Then there's my bombproof, life proof, Saint Mayas Girl aka Maya. She's my go to horse.  Or she was, until her knees buckeled two years ago. Now she's mainly a pasture pony.



 



 



 

Then there's "C" an OTTB who is in her 30s. She's a great horse, who was knocking on death door when we found her. 

And Java, another formerly starved OTTB.


----------



## Ferguson K (Apr 7, 2016)

"C"



 

 

"Java" 18 hands of forever lame and only rideable on a full moon. He eats a LOT to not have a job... but that's okay.

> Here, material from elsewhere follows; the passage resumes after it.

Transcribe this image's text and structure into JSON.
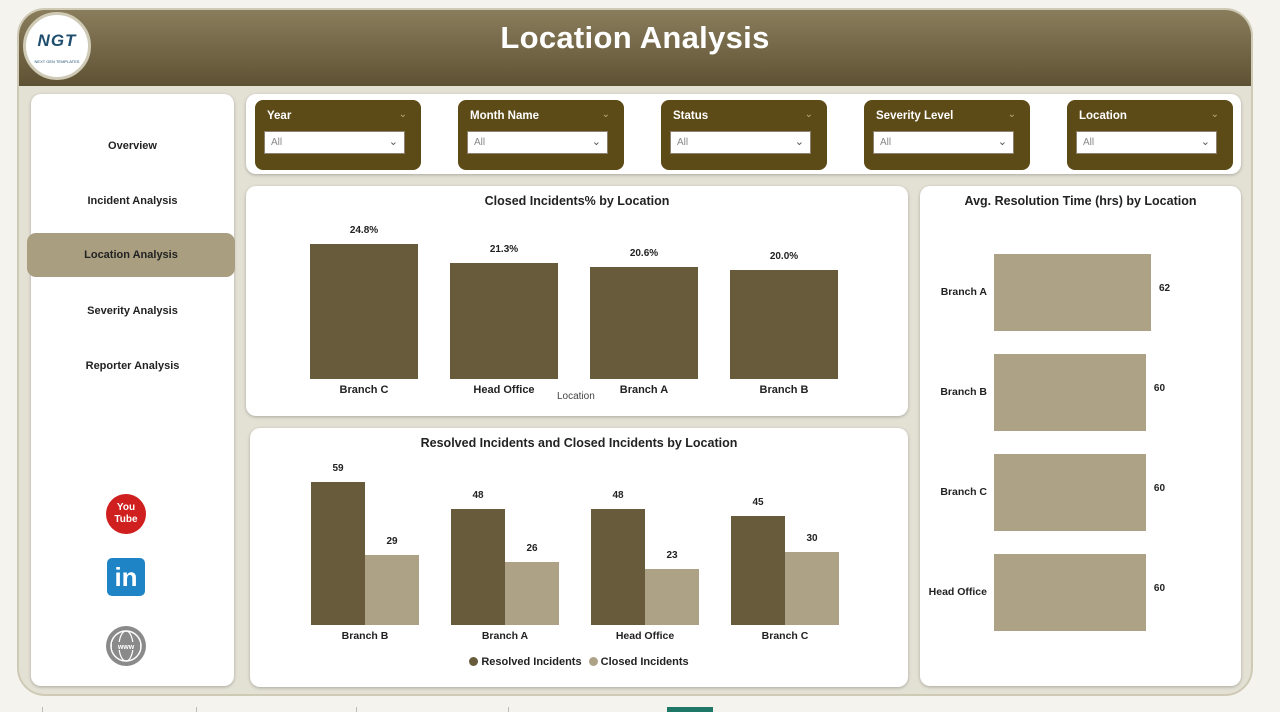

Every horse deserves a retirement.



 


 

He's a BIG horse.


----------



## Poka_Doodle (Apr 7, 2016)

Wow. I'm just getting into 4h horses. I'll post pictures later


----------



## Baymule (Apr 8, 2016)

Me and our grand daughter on Joe.




Joe saying Hi to the baby


----------



## raeleigh26 (Apr 11, 2016)

I've got 4, one isn't mine.
Annabelle Lee is a thoroughbred-spotted saddle horse -percheron cross,  mouthful I know. ..she's 6 this year, my husband's horse, we've had her 3 years.
Sam is an auction purchase,  he's supposedly quarter horse, but looks like a mule in back and a draft in front. ..Idk. .but he moves pretty,  we think he's about 13 but who knows,  we've had him 6 years.
Maxx is quarter,  doc bar little Lena bred,  but I couldn't prove it cuz I didn't pay the extra 800 for his papers, but I bought him as a weanling and he'll be 16 this year.
I don't ride much anymore,  no one to ride with, nowhere to go,  and after my accident in 07, I don't ride alone...
But once upon a time I rode daily and even made a decent living training, rode the playdays into my 20s, just can't seem to make myself go out and saddle up to plod around the pasture. ...
Only have a pic of Maxx on my phone. ..sorry


----------



## TAH (Apr 12, 2016)

You all have such beautiful horses. I wish we still had ours. I miss her a lot.


----------



## Kusanar (Jun 13, 2016)

I have 6 horses, just had to put one down recently and lost one a few years ago...

The 2 I have lost were:
Doodle - lost him a few years ago, he was a 20 something Standardbred gelding, about half broke both to saddle and to harness, only ever saw him canter under saddle one time.
Thunder - 30+ guessing mid 30's Appy gelding, he was a dream to ride, nearly perfectly trained, could jump over 3 foot, could ride him with a rope around his neck... He had a ton of spunk if someone knew how to ride, but if someone was nervous, he would walk on eggshells to make sure they didn't fall off.

The ones I have now are:
Wings - 25 year old grey Arabian gelding, used to show him Dressage until he decided he would rather be retired.

Lolli - 16-17 year old bey Arabian gelding, he's a special sort of green, he's what I would say is green, and you need an experienced rider on him, but he is safe (if you know how to ride) and will go for hours.

Pippin - 32" silver dapple Mini gelding. He's a "mini draft horse", he's not one of the refined arab looking minis, he looks like a tiny percheron and has the pulling power to match. We have had over 350 pounds in his cart and he didn't have any trouble with flat ground or up hill, but the cart made him slide some on the downhills since it weighed more than he did.

Splash - 15-16 year old arab x paint gelding. I lease him to a friend so he has a human of his own and she has a horse to love on.

Stud - 7 year old Sabino White TWHx stallion. This boy is 16 hands, solid muscle, and a doll to work with and be around, a toddler ran into his stall one day and he just gave it a strange look and backed away. I also just had a guy at work (older) ask if he could bring his GF to the barn to ride for her 59th birthday, and Stud is the one I put her one, just gave her a pony ride around at a walk, but he stood like a rock while she mounted and dismounted.

Papi - 8 year old Bay tobiano TWH gelding. This one is a trip, he's spooky, unrideable (due to freaking out and unloading his rider constantly), but if he lays down in his stall, you can walk in and sit on him like a couch and love on him and he will wait until you are off of him and all of the way out of the stall before getting up to make sure you're out of the way. He's Stud's best friend and they live in a paddock complex together. They are so good with each other that you can even shut them in a stall together with no issues.


----------